McFarlane v. McFarlane

Casey, J.

Appeal from an order of the Family Court of Warren County (Austin, J.), entered April 9, 1990, which granted petitioner’s application, in a proceeding pursuant to Family Court Act article 4, to modify a previous order of support.

Respondent objects to the order increasing his child support payments from $40 per week to $55 per week for the parties’ two children, who reside with petitioner. According to respondent, petitioner did not meet her burden of proving a substantial change in circumstances, which is necessary to justify an upward modification of the prior child support order (see, Matter of Vitek v Vitek, 170 AD2d 908, 909). We conclude, however, that the record contains sufficient evidence to support the finding that the increased interests and activities of the children, who are considerably older than they were when *1025respondent’s support obligation was originally fixed at $40 per week pursuant to a stipulation, resulted in an increase in the needs of the children.

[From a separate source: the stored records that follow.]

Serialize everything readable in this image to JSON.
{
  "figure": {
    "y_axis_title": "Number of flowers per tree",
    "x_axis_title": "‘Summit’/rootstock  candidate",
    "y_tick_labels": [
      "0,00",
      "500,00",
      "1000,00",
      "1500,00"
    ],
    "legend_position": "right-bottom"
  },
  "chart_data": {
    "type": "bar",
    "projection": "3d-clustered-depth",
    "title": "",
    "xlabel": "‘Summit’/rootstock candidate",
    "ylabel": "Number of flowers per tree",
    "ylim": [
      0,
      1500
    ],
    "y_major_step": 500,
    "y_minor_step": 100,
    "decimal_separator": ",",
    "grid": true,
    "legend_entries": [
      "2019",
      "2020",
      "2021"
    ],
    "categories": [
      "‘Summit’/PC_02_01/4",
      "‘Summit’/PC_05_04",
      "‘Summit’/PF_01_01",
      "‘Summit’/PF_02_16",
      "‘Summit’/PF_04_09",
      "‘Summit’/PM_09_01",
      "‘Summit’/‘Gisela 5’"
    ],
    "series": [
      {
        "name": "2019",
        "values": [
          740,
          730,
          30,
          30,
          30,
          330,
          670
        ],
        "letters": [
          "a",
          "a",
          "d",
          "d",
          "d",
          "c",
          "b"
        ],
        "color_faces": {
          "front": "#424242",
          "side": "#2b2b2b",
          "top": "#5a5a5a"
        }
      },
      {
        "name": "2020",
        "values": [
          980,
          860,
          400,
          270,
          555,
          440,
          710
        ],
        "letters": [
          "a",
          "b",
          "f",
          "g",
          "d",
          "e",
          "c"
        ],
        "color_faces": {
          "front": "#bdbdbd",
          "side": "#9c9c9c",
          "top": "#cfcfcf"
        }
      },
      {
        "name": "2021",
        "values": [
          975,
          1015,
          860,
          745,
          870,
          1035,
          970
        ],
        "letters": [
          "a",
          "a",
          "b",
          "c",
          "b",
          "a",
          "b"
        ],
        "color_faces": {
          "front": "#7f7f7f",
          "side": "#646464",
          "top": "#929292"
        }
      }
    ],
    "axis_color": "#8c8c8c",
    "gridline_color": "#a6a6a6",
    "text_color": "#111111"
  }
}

The $40 per week support obligation was originally established in 1984 when the parties’ children’s ages were approximately 7 and 1. When petitioner applied to have the support obligation increased in November 1989, the children were involved in various activities, such as scouting, church activities and school trips, which required additional expenditures by petitioner over and above the necessary clothing, food and shelter costs. In addition, the oldest child is academically talented and has been invited to participate in an enrichment program which would allow him to enroll in courses offered by the local Board of Cooperative Educational Services and the local community college, but there are tuition and transportation costs associated with this program. Although the evidence did not show the type of change in either parties’ income which would be sufficient, in and of itself, to justify a modification, the evidence of the children’s increased needs was sufficient. The matter must, however, be remitted to Family Court for further proceedings on the issue of the amount of respondent’s child support obligation, using the standards contained in Family Court Act § 413 (see, Matter of Valek v Simonds, 174 AD2d 792).

Levine, J. P., Mercure and Mahoney, JJ., concur. Ordered that the order is reversed, on the law, without costs, and matter remitted to the Family Court of Warren County for further proceedings not inconsistent with this court’s decision.